Viewing datasets lineage enables:
- Understand dataset construction: Clarifies data origins and transformations, supports documentation.
- Identify dependent datasets: Recognizes dependencies, aids in impact analysis, and enhances integration planning.
- Monitor data quality issues: Detects upstream quality issues, improves accuracy, and identifies root causes.
- Manage compliance with data regulations: Ensures regulatory compliance, reduces breach risks, and builds trust.
View lineage for datasets
- Navigate to and select the specific dataset you wish to analyze for lineage.
- Click on the Lineage tab to view the lineage diagram.
- The diagram visually represents the complete lineage of the selected dataset, identified as HOME. It is displayed at a default zoom level of 100%, which you can adjust to fit your viewing preferences.
- To explore deeper, expand the dataset to reveal the fields it contains. By default, only five fields are visible; however, you can use infinite scrolling to access more fields.
- Fields are organized according to two properties: name and data quality score. This arrangement facilitates a detailed view of both the fields themselves and their interconnections.
- For a broader or more detailed view, use the canvas controls ("+" or "-") to expand or collapse all fields.

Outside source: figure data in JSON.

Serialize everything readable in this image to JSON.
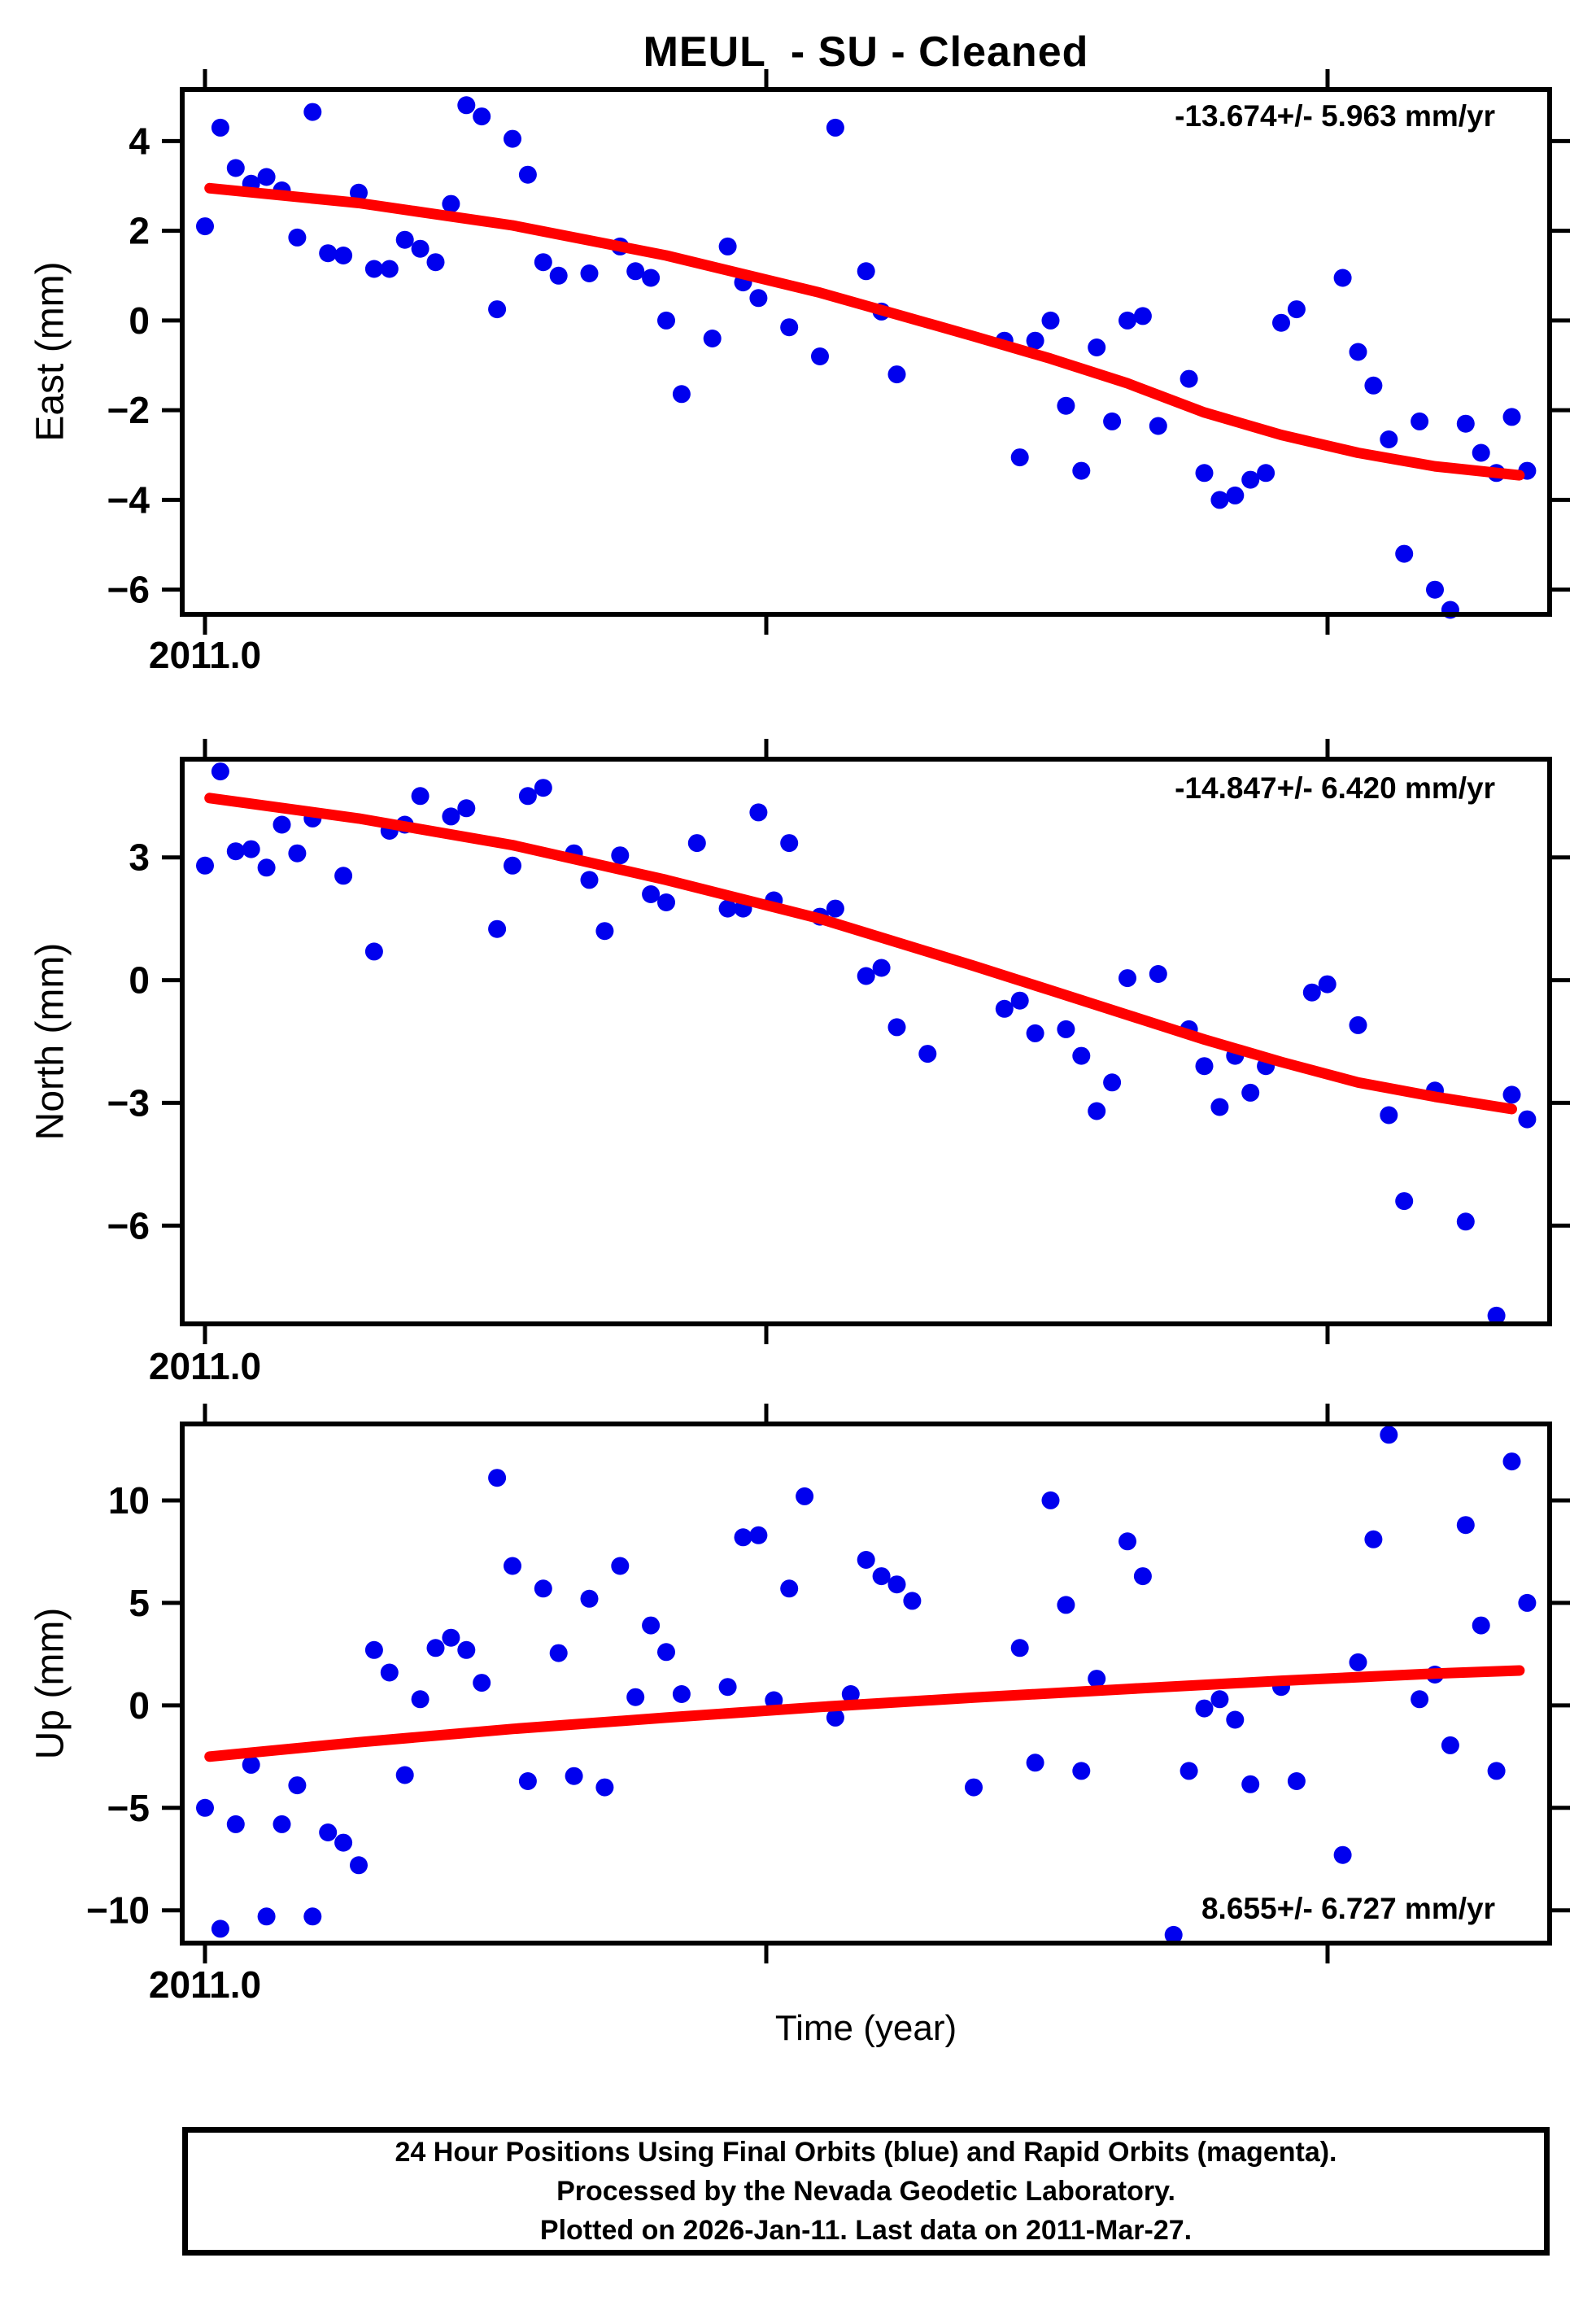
{
  "title": "MEUL  - SU - Cleaned",
  "x_axis_title": "Time (year)",
  "x_tick_label": "2011.0",
  "footer": {
    "line1": "24 Hour Positions Using Final Orbits (blue) and Rapid Orbits (magenta).",
    "line2": "Processed by the Nevada Geodetic Laboratory.",
    "line3": "Plotted on 2026-Jan-11. Last data on 2011-Mar-27."
  },
  "colors": {
    "final_orbit_points": "#0000ee",
    "fit_curve": "#ff0000",
    "frame": "#000000"
  },
  "chart_data": {
    "type": "scatter",
    "x_units": "decimal year",
    "x_start": 2011.0,
    "x_tick_values": [
      2011.0,
      2011.1,
      2011.2
    ],
    "x_tick_labels": [
      "2011.0",
      "",
      ""
    ],
    "x_range_days": [
      0,
      87
    ],
    "legend": "blue dots = daily 24-hour positions (final orbits); red line = model fit",
    "panels": [
      {
        "id": "east",
        "ylabel": "East (mm)",
        "rate_label": "-13.674+/- 5.963 mm/yr",
        "rate_label_corner": "top-right",
        "yticks": [
          4,
          2,
          0,
          -2,
          -4,
          -6
        ],
        "ylim": [
          -6.55,
          5.15
        ],
        "points_day_mm": [
          [
            0,
            2.1
          ],
          [
            1,
            4.3
          ],
          [
            2,
            3.4
          ],
          [
            3,
            3.05
          ],
          [
            4,
            3.2
          ],
          [
            5,
            2.9
          ],
          [
            6,
            1.85
          ],
          [
            7,
            4.65
          ],
          [
            8,
            1.5
          ],
          [
            9,
            1.45
          ],
          [
            10,
            2.85
          ],
          [
            11,
            1.15
          ],
          [
            12,
            1.15
          ],
          [
            13,
            1.8
          ],
          [
            14,
            1.6
          ],
          [
            15,
            1.3
          ],
          [
            16,
            2.6
          ],
          [
            17,
            4.8
          ],
          [
            18,
            4.55
          ],
          [
            19,
            0.25
          ],
          [
            20,
            4.05
          ],
          [
            21,
            3.25
          ],
          [
            22,
            1.3
          ],
          [
            23,
            1.0
          ],
          [
            25,
            1.05
          ],
          [
            27,
            1.65
          ],
          [
            28,
            1.1
          ],
          [
            29,
            0.95
          ],
          [
            30,
            0.0
          ],
          [
            31,
            -1.64
          ],
          [
            33,
            -0.4
          ],
          [
            34,
            1.65
          ],
          [
            35,
            0.85
          ],
          [
            36,
            0.5
          ],
          [
            38,
            -0.15
          ],
          [
            40,
            -0.8
          ],
          [
            41,
            4.3
          ],
          [
            43,
            1.1
          ],
          [
            44,
            0.2
          ],
          [
            45,
            -1.2
          ],
          [
            52,
            -0.45
          ],
          [
            53,
            -3.05
          ],
          [
            54,
            -0.45
          ],
          [
            55,
            0.0
          ],
          [
            56,
            -1.9
          ],
          [
            57,
            -3.35
          ],
          [
            58,
            -0.6
          ],
          [
            59,
            -2.25
          ],
          [
            60,
            0.0
          ],
          [
            61,
            0.1
          ],
          [
            62,
            -2.35
          ],
          [
            64,
            -1.3
          ],
          [
            65,
            -3.4
          ],
          [
            66,
            -4.0
          ],
          [
            67,
            -3.9
          ],
          [
            68,
            -3.55
          ],
          [
            69,
            -3.4
          ],
          [
            70,
            -0.05
          ],
          [
            71,
            0.25
          ],
          [
            74,
            0.95
          ],
          [
            75,
            -0.7
          ],
          [
            76,
            -1.45
          ],
          [
            77,
            -2.65
          ],
          [
            78,
            -5.2
          ],
          [
            79,
            -2.25
          ],
          [
            80,
            -6.0
          ],
          [
            81,
            -6.45
          ],
          [
            82,
            -2.3
          ],
          [
            83,
            -2.95
          ],
          [
            84,
            -3.4
          ],
          [
            85,
            -2.15
          ],
          [
            86,
            -3.35
          ]
        ],
        "fit_curve_day_mm": [
          [
            0.3,
            2.95
          ],
          [
            10,
            2.62
          ],
          [
            20,
            2.12
          ],
          [
            30,
            1.45
          ],
          [
            40,
            0.62
          ],
          [
            50,
            -0.35
          ],
          [
            55,
            -0.85
          ],
          [
            60,
            -1.4
          ],
          [
            65,
            -2.05
          ],
          [
            70,
            -2.55
          ],
          [
            75,
            -2.95
          ],
          [
            80,
            -3.25
          ],
          [
            85.5,
            -3.45
          ]
        ]
      },
      {
        "id": "north",
        "ylabel": "North (mm)",
        "rate_label": "-14.847+/- 6.420 mm/yr",
        "rate_label_corner": "top-right",
        "yticks": [
          3,
          0,
          -3,
          -6
        ],
        "ylim": [
          -8.4,
          5.4
        ],
        "points_day_mm": [
          [
            0,
            2.8
          ],
          [
            1,
            5.1
          ],
          [
            2,
            3.15
          ],
          [
            3,
            3.2
          ],
          [
            4,
            2.75
          ],
          [
            5,
            3.8
          ],
          [
            6,
            3.1
          ],
          [
            7,
            3.95
          ],
          [
            9,
            2.55
          ],
          [
            11,
            0.7
          ],
          [
            12,
            3.65
          ],
          [
            13,
            3.8
          ],
          [
            14,
            4.5
          ],
          [
            16,
            4.0
          ],
          [
            17,
            4.2
          ],
          [
            19,
            1.25
          ],
          [
            20,
            2.8
          ],
          [
            21,
            4.5
          ],
          [
            22,
            4.7
          ],
          [
            24,
            3.1
          ],
          [
            25,
            2.45
          ],
          [
            26,
            1.2
          ],
          [
            27,
            3.05
          ],
          [
            29,
            2.1
          ],
          [
            30,
            1.9
          ],
          [
            32,
            3.35
          ],
          [
            34,
            1.75
          ],
          [
            35,
            1.75
          ],
          [
            36,
            4.1
          ],
          [
            37,
            1.95
          ],
          [
            38,
            3.35
          ],
          [
            40,
            1.55
          ],
          [
            41,
            1.75
          ],
          [
            43,
            0.1
          ],
          [
            44,
            0.3
          ],
          [
            45,
            -1.15
          ],
          [
            47,
            -1.8
          ],
          [
            52,
            -0.7
          ],
          [
            53,
            -0.5
          ],
          [
            54,
            -1.3
          ],
          [
            56,
            -1.2
          ],
          [
            57,
            -1.85
          ],
          [
            58,
            -3.2
          ],
          [
            59,
            -2.5
          ],
          [
            60,
            0.05
          ],
          [
            62,
            0.15
          ],
          [
            64,
            -1.2
          ],
          [
            65,
            -2.1
          ],
          [
            66,
            -3.1
          ],
          [
            67,
            -1.85
          ],
          [
            68,
            -2.75
          ],
          [
            69,
            -2.1
          ],
          [
            72,
            -0.3
          ],
          [
            73,
            -0.1
          ],
          [
            75,
            -1.1
          ],
          [
            77,
            -3.3
          ],
          [
            78,
            -5.4
          ],
          [
            80,
            -2.7
          ],
          [
            82,
            -5.9
          ],
          [
            84,
            -8.2
          ],
          [
            85,
            -2.8
          ],
          [
            86,
            -3.4
          ]
        ],
        "fit_curve_day_mm": [
          [
            0.3,
            4.45
          ],
          [
            10,
            3.95
          ],
          [
            20,
            3.3
          ],
          [
            30,
            2.45
          ],
          [
            40,
            1.5
          ],
          [
            50,
            0.35
          ],
          [
            55,
            -0.25
          ],
          [
            60,
            -0.85
          ],
          [
            65,
            -1.45
          ],
          [
            70,
            -2.0
          ],
          [
            75,
            -2.5
          ],
          [
            80,
            -2.85
          ],
          [
            85,
            -3.15
          ]
        ]
      },
      {
        "id": "up",
        "ylabel": "Up (mm)",
        "rate_label": "8.655+/- 6.727 mm/yr",
        "rate_label_corner": "bottom-right",
        "yticks": [
          10,
          5,
          0,
          -5,
          -10
        ],
        "ylim": [
          -11.6,
          13.73
        ],
        "points_day_mm": [
          [
            0,
            -5.0
          ],
          [
            1,
            -10.9
          ],
          [
            2,
            -5.8
          ],
          [
            3,
            -2.9
          ],
          [
            4,
            -10.3
          ],
          [
            5,
            -5.8
          ],
          [
            6,
            -3.9
          ],
          [
            7,
            -10.3
          ],
          [
            8,
            -6.2
          ],
          [
            9,
            -6.7
          ],
          [
            10,
            -7.8
          ],
          [
            11,
            2.7
          ],
          [
            12,
            1.6
          ],
          [
            13,
            -3.4
          ],
          [
            14,
            0.3
          ],
          [
            15,
            2.8
          ],
          [
            16,
            3.3
          ],
          [
            17,
            2.7
          ],
          [
            18,
            1.1
          ],
          [
            19,
            11.1
          ],
          [
            20,
            6.8
          ],
          [
            21,
            -3.7
          ],
          [
            22,
            5.7
          ],
          [
            23,
            2.55
          ],
          [
            24,
            -3.45
          ],
          [
            25,
            5.2
          ],
          [
            26,
            -4.0
          ],
          [
            27,
            6.8
          ],
          [
            28,
            0.4
          ],
          [
            29,
            3.9
          ],
          [
            30,
            2.6
          ],
          [
            31,
            0.55
          ],
          [
            34,
            0.9
          ],
          [
            35,
            8.2
          ],
          [
            36,
            8.3
          ],
          [
            37,
            0.25
          ],
          [
            38,
            5.7
          ],
          [
            39,
            10.2
          ],
          [
            41,
            -0.6
          ],
          [
            42,
            0.55
          ],
          [
            43,
            7.1
          ],
          [
            44,
            6.3
          ],
          [
            45,
            5.9
          ],
          [
            46,
            5.1
          ],
          [
            50,
            -4.0
          ],
          [
            53,
            2.8
          ],
          [
            54,
            -2.8
          ],
          [
            55,
            10.0
          ],
          [
            56,
            4.9
          ],
          [
            57,
            -3.2
          ],
          [
            58,
            1.3
          ],
          [
            60,
            8.0
          ],
          [
            61,
            6.3
          ],
          [
            63,
            -11.2
          ],
          [
            64,
            -3.2
          ],
          [
            65,
            -0.15
          ],
          [
            66,
            0.3
          ],
          [
            67,
            -0.7
          ],
          [
            68,
            -3.85
          ],
          [
            70,
            0.9
          ],
          [
            71,
            -3.7
          ],
          [
            74,
            -7.3
          ],
          [
            75,
            2.1
          ],
          [
            76,
            8.1
          ],
          [
            77,
            13.2
          ],
          [
            79,
            0.3
          ],
          [
            80,
            1.5
          ],
          [
            81,
            -1.95
          ],
          [
            82,
            8.8
          ],
          [
            83,
            3.9
          ],
          [
            84,
            -3.2
          ],
          [
            85,
            11.9
          ],
          [
            86,
            5.0
          ]
        ],
        "fit_curve_day_mm": [
          [
            0.3,
            -2.5
          ],
          [
            10,
            -1.8
          ],
          [
            20,
            -1.15
          ],
          [
            30,
            -0.6
          ],
          [
            40,
            -0.08
          ],
          [
            50,
            0.38
          ],
          [
            60,
            0.8
          ],
          [
            70,
            1.2
          ],
          [
            80,
            1.55
          ],
          [
            85.5,
            1.7
          ]
        ]
      }
    ]
  }
}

Alternatively, adjust the zoom level using the drop-down percentage (%) selector.
- To engage the 'Dataset-level' lineage view, right-click on the dataset to activate the context menu and choose View Info.
Explore dataset details through the information panel in Lineage diagrams
- Click on a dataset card in the Lineage diagram to open the Information panel associated with that dataset.
- If the Information panel is not visible, click the Information Panel button to reactivate it.
- Inside the Information panel, navigate to the Details tab to view the dataset's properties and a comprehensive list of related business contexts.
- To examine specific fields within the dataset, switch to the Fields tab. Here, you can view each field separately from the main diagram, select fields for detailed inspection, or explore a field's specific lineage diagram.